🤖 AI Summary
Large-scale randomized clinical trials (RCTs) are resource-intensive, while observational data suffer from confounding and latent-variable bias, limiting their utility in adaptive experimentation. To address this, we propose Deconfounded Warm-Started Thompson Sampling (DWTS), the first method to integrate doubly robust debiased LASSO estimation into the prior initialization of Linear Thompson Sampling (LinTS). DWTS explicitly separates observed covariates from latent confounders, yielding a compact, causally reliable contextual representation that enables safe warm-starting of adaptive trials using observational data. Evaluated on synthetic benchmarks and a virtual trial environment built from real-world cardiovascular risk data, DWTS significantly reduces cumulative regret, enhances statistical efficiency, and improves personalized treatment decision-making.
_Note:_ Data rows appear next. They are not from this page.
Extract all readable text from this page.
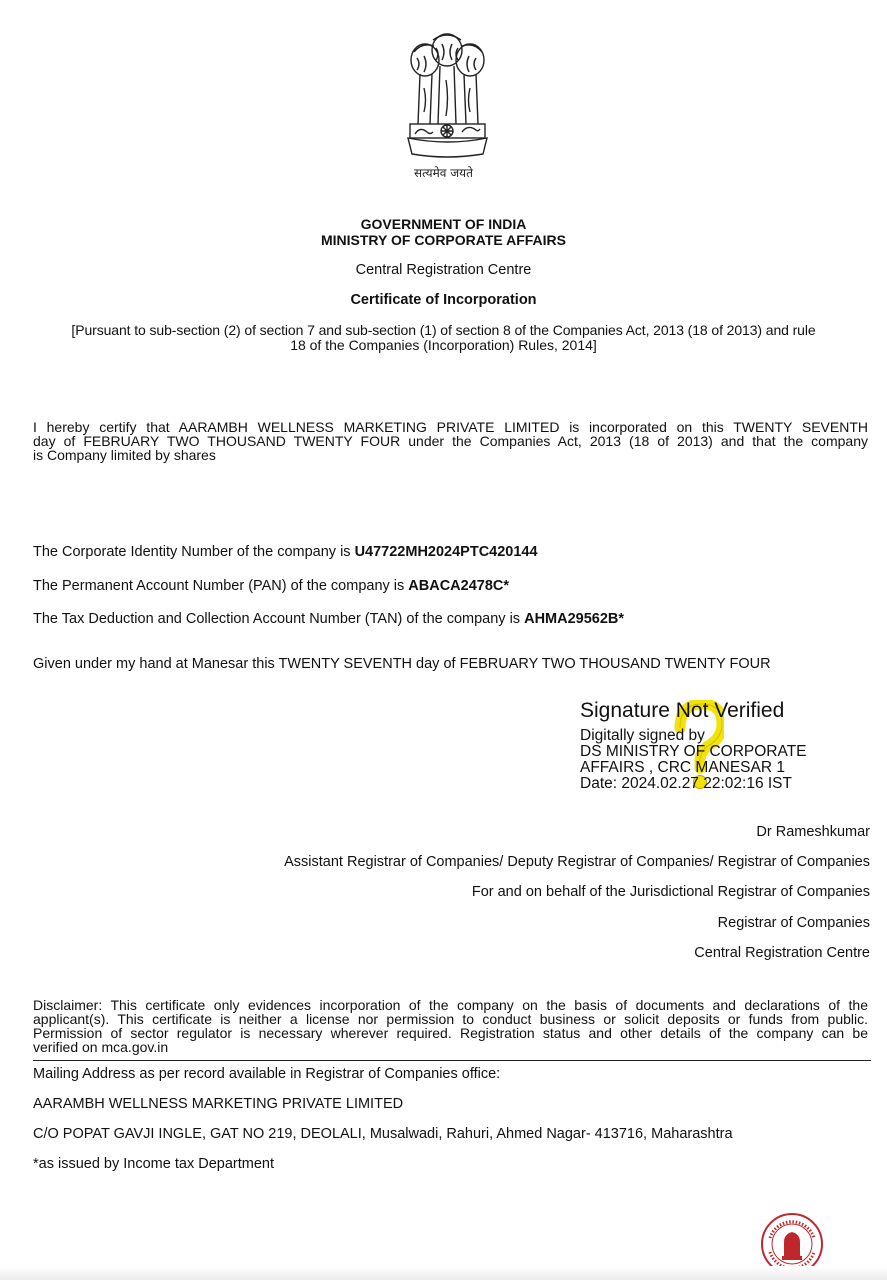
सत्यमेव जयते
GOVERNMENT OF INDIA
MINISTRY OF CORPORATE AFFAIRS
Central Registration Centre
Certificate of Incorporation
[Pursuant to sub-section (2) of section 7 and sub-section (1) of section 8 of the Companies Act, 2013 (18 of 2013) and rule
18 of the Companies (Incorporation) Rules, 2014]
I hereby certify that AARAMBH WELLNESS MARKETING PRIVATE LIMITED is incorporated on this TWENTY SEVENTH
day of FEBRUARY TWO THOUSAND TWENTY FOUR under the Companies Act, 2013 (18 of 2013) and that the company
is Company limited by shares
The Corporate Identity Number of the company is U47722MH2024PTC420144
The Permanent Account Number (PAN) of the company is ABACA2478C*
The Tax Deduction and Collection Account Number (TAN) of the company is AHMA29562B*
Given under my hand at Manesar this TWENTY SEVENTH day of FEBRUARY TWO THOUSAND TWENTY FOUR
Signature Not Verified
Digitally signed by
DS MINISTRY OF CORPORATE
AFFAIRS , CRC MANESAR 1
Date: 2024.02.27 22:02:16 IST
Dr Rameshkumar
Assistant Registrar of Companies/ Deputy Registrar of Companies/ Registrar of Companies
For and on behalf of the Jurisdictional Registrar of Companies
Registrar of Companies
Central Registration Centre
Disclaimer: This certificate only evidences incorporation of the company on the basis of documents and declarations of the
applicant(s). This certificate is neither a license nor permission to conduct business or solicit deposits or funds from public.
Permission of sector regulator is necessary wherever required. Registration status and other details of the company can be
verified on mca.gov.in
Mailing Address as per record available in Registrar of Companies office:
AARAMBH WELLNESS MARKETING PRIVATE LIMITED
C/O POPAT GAVJI INGLE, GAT NO 219, DEOLALI, Musalwadi, Rahuri, Ahmed Nagar- 413716, Maharashtra
*as issued by Income tax Department
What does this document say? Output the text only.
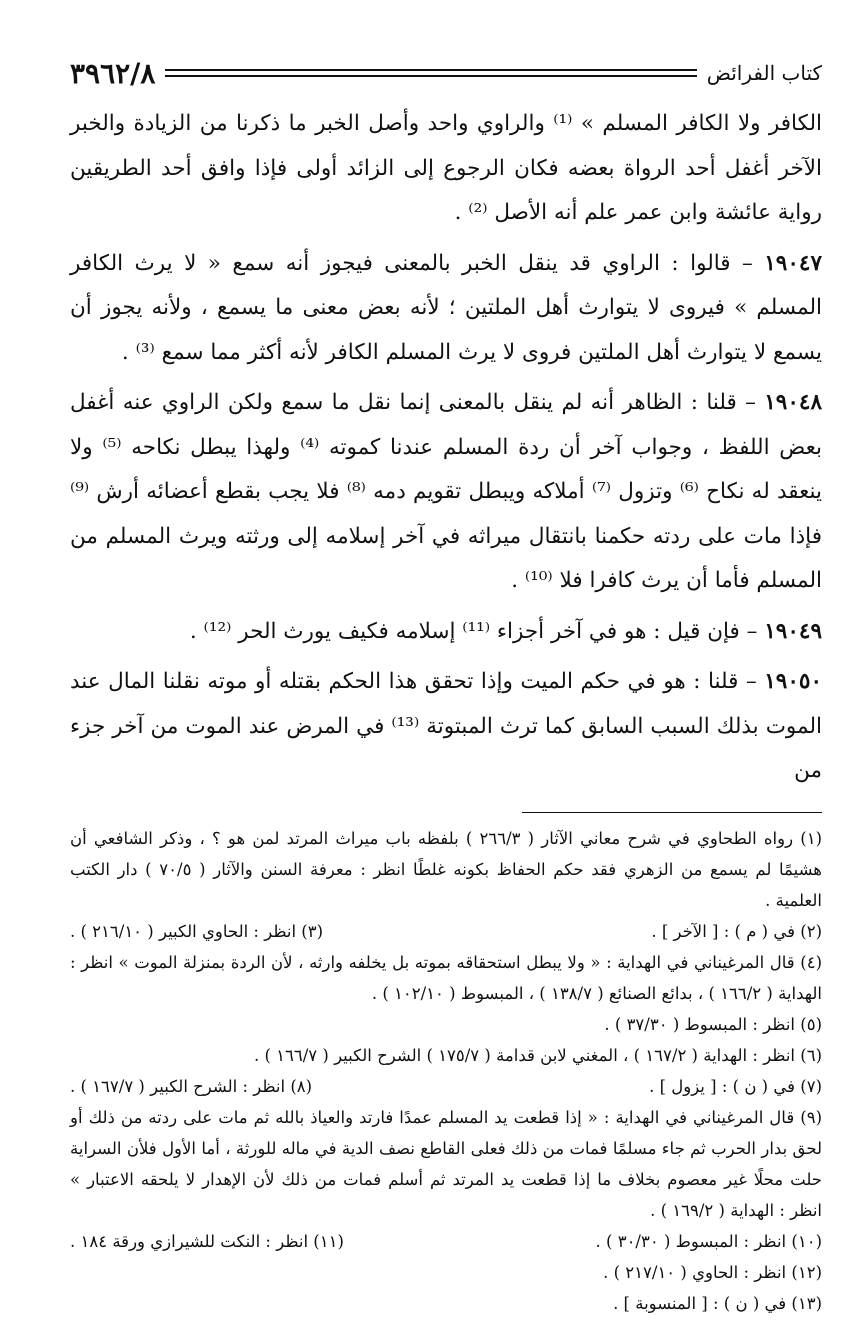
٣٩٦٢/٨	كتاب الفرائض

الكافر ولا الكافر المسلم » ⁽¹⁾ والراوي واحد وأصل الخبر ما ذكرنا من الزيادة والخبر الآخر أغفل أحد الرواة بعضه فكان الرجوع إلى الزائد أولى فإذا وافق أحد الطريقين رواية عائشة وابن عمر علم أنه الأصل ⁽²⁾ .

١٩٠٤٧ – قالوا : الراوي قد ينقل الخبر بالمعنى فيجوز أنه سمع « لا يرث الكافر المسلم » فيروى لا يتوارث أهل الملتين ؛ لأنه بعض معنى ما يسمع ، ولأنه يجوز أن يسمع لا يتوارث أهل الملتين فروى لا يرث المسلم الكافر لأنه أكثر مما سمع ⁽³⁾ .

١٩٠٤٨ – قلنا : الظاهر أنه لم ينقل بالمعنى إنما نقل ما سمع ولكن الراوي عنه أغفل بعض اللفظ ، وجواب آخر أن ردة المسلم عندنا كموته ⁽⁴⁾ ولهذا يبطل نكاحه ⁽⁵⁾ ولا ينعقد له نكاح ⁽⁶⁾ وتزول ⁽⁷⁾ أملاكه ويبطل تقويم دمه ⁽⁸⁾ فلا يجب بقطع أعضائه أرش ⁽⁹⁾ فإذا مات على ردته حكمنا بانتقال ميراثه في آخر إسلامه إلى ورثته ويرث المسلم من المسلم فأما أن يرث كافرا فلا ⁽¹⁰⁾ .

١٩٠٤٩ – فإن قيل : هو في آخر أجزاء ⁽¹¹⁾ إسلامه فكيف يورث الحر ⁽¹²⁾ .

١٩٠٥٠ – قلنا : هو في حكم الميت وإذا تحقق هذا الحكم بقتله أو موته نقلنا المال عند الموت بذلك السبب السابق كما ترث المبتوتة ⁽¹³⁾ في المرض عند الموت من آخر جزء من

(١) رواه الطحاوي في شرح معاني الآثار ( ٢٦٦/٣ ) بلفظه باب ميراث المرتد لمن هو ؟ ، وذكر الشافعي أن هشيمًا لم يسمع من الزهري فقد حكم الحفاظ بكونه غلطًا انظر : معرفة السنن والآثار ( ٧٠/٥ ) دار الكتب العلمية .

(٢) في ( م ) : [ الآخر ] .

(٣) انظر : الحاوي الكبير ( ٢١٦/١٠ ) .

(٤) قال المرغيناني في الهداية : « ولا يبطل استحقاقه بموته بل يخلفه وارثه ، لأن الردة بمنزلة الموت » انظر : الهداية ( ١٦٦/٢ ) ، بدائع الصنائع ( ١٣٨/٧ ) ، المبسوط ( ١٠٢/١٠ ) .

(٥) انظر : المبسوط ( ٣٧/٣٠ ) .

(٦) انظر : الهداية ( ١٦٧/٢ ) ، المغني لابن قدامة ( ١٧٥/٧ ) الشرح الكبير ( ١٦٦/٧ ) .

(٧) في ( ن ) : [ يزول ] .

(٨) انظر : الشرح الكبير ( ١٦٧/٧ ) .

(٩) قال المرغيناني في الهداية : « إذا قطعت يد المسلم عمدًا فارتد والعياذ بالله ثم مات على ردته من ذلك أو لحق بدار الحرب ثم جاء مسلمًا فمات من ذلك فعلى القاطع نصف الدية في ماله للورثة ، أما الأول فلأن السراية حلت محلًا غير معصوم بخلاف ما إذا قطعت يد المرتد ثم أسلم فمات من ذلك لأن الإهدار لا يلحقه الاعتبار » انظر : الهداية ( ١٦٩/٢ ) .

(١٠) انظر : المبسوط ( ٣٠/٣٠ ) .

(١١) انظر : النكت للشيرازي ورقة ١٨٤ .

(١٢) انظر : الحاوي ( ٢١٧/١٠ ) .

(١٣) في ( ن ) : [ المنسوبة ] .
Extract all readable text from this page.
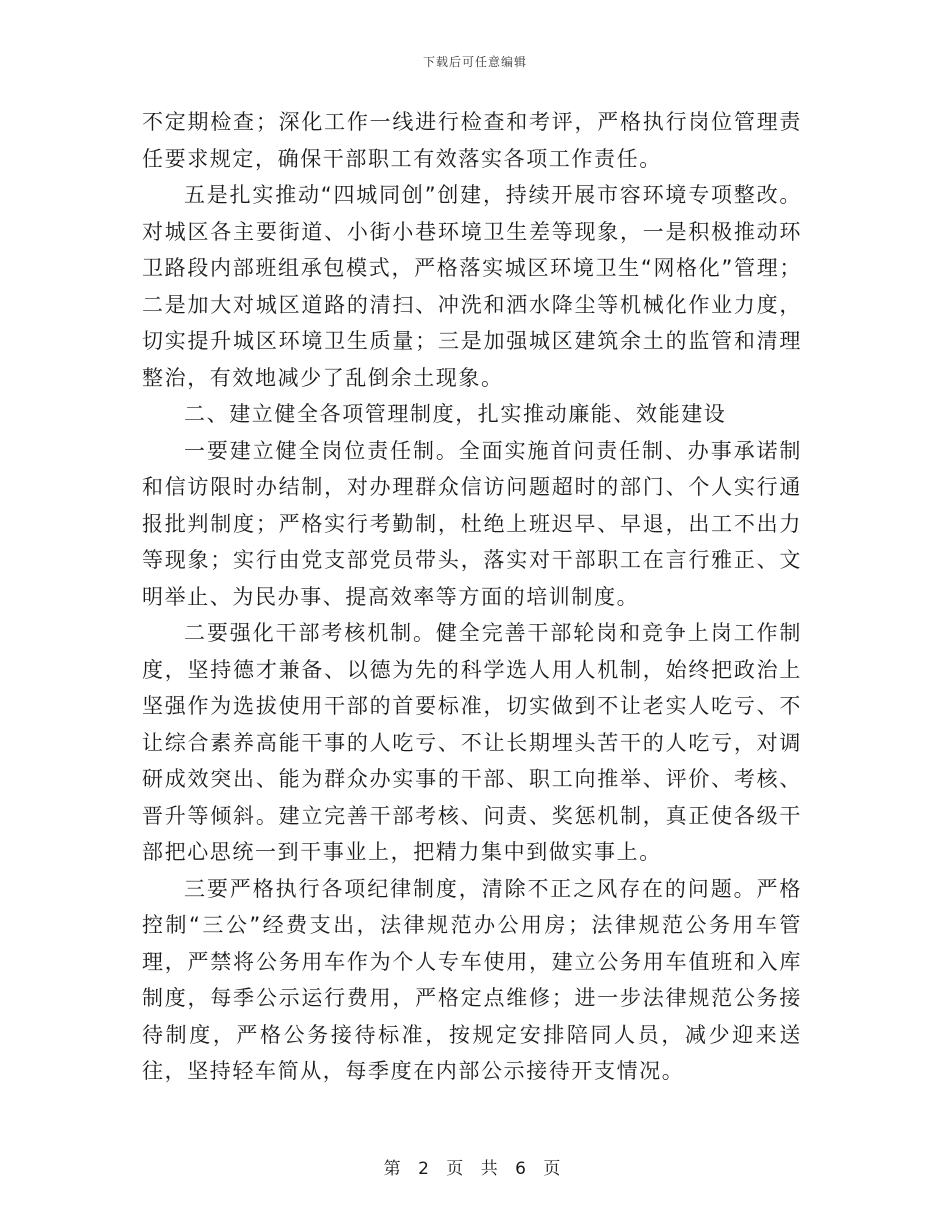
下载后可任意编辑

不定期检查；深化工作一线进行检查和考评，严格执行岗位管理责任要求规定，确保干部职工有效落实各项工作责任。

五是扎实推动“四城同创”创建，持续开展市容环境专项整改。对城区各主要街道、小街小巷环境卫生差等现象，一是积极推动环卫路段内部班组承包模式，严格落实城区环境卫生“网格化”管理；二是加大对城区道路的清扫、冲洗和洒水降尘等机械化作业力度，切实提升城区环境卫生质量；三是加强城区建筑余土的监管和清理整治，有效地减少了乱倒余土现象。

二、建立健全各项管理制度，扎实推动廉能、效能建设

一要建立健全岗位责任制。全面实施首问责任制、办事承诺制和信访限时办结制，对办理群众信访问题超时的部门、个人实行通报批判制度；严格实行考勤制，杜绝上班迟早、早退，出工不出力等现象；实行由党支部党员带头，落实对干部职工在言行雅正、文明举止、为民办事、提高效率等方面的培训制度。

二要强化干部考核机制。健全完善干部轮岗和竞争上岗工作制度，坚持德才兼备、以德为先的科学选人用人机制，始终把政治上坚强作为选拔使用干部的首要标准，切实做到不让老实人吃亏、不让综合素养高能干事的人吃亏、不让长期埋头苦干的人吃亏，对调研成效突出、能为群众办实事的干部、职工向推举、评价、考核、晋升等倾斜。建立完善干部考核、问责、奖惩机制，真正使各级干部把心思统一到干事业上，把精力集中到做实事上。

三要严格执行各项纪律制度，清除不正之风存在的问题。严格控制“三公”经费支出，法律规范办公用房；法律规范公务用车管理，严禁将公务用车作为个人专车使用，建立公务用车值班和入库制度，每季公示运行费用，严格定点维修；进一步法律规范公务接待制度，严格公务接待标准，按规定安排陪同人员，减少迎来送往，坚持轻车简从，每季度在内部公示接待开支情况。

第 2 页 共 6 页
Our approach establishes an interpretable, empirically verifiable paradigm for causal adaptive experimental design.
📝 Abstract
Randomized clinical trials often require large patient cohorts before drawing definitive conclusions, yet abundant observational data from parallel studies remains underutilized due to confounding and hidden biases. To bridge this gap, we propose Deconfounded Warm-Start Thompson Sampling (DWTS), a practical approach that leverages a Doubly Debiased LASSO (DDL) procedure to identify a sparse set of reliable measured covariates and combines them with key hidden covariates to form a reduced context. By initializing Thompson Sampling (LinTS) priors with DDL-estimated means and variances on these measured features -- while keeping uninformative priors on hidden features -- DWTS effectively harnesses confounded observational data to kick-start adaptive clinical trials. Evaluated on both a purely synthetic environment and a virtual environment created using real cardiovascular risk dataset, DWTS consistently achieves lower cumulative regret than standard LinTS, showing how offline causal insights from observational data can improve trial efficiency and support more personalized treatment decisions.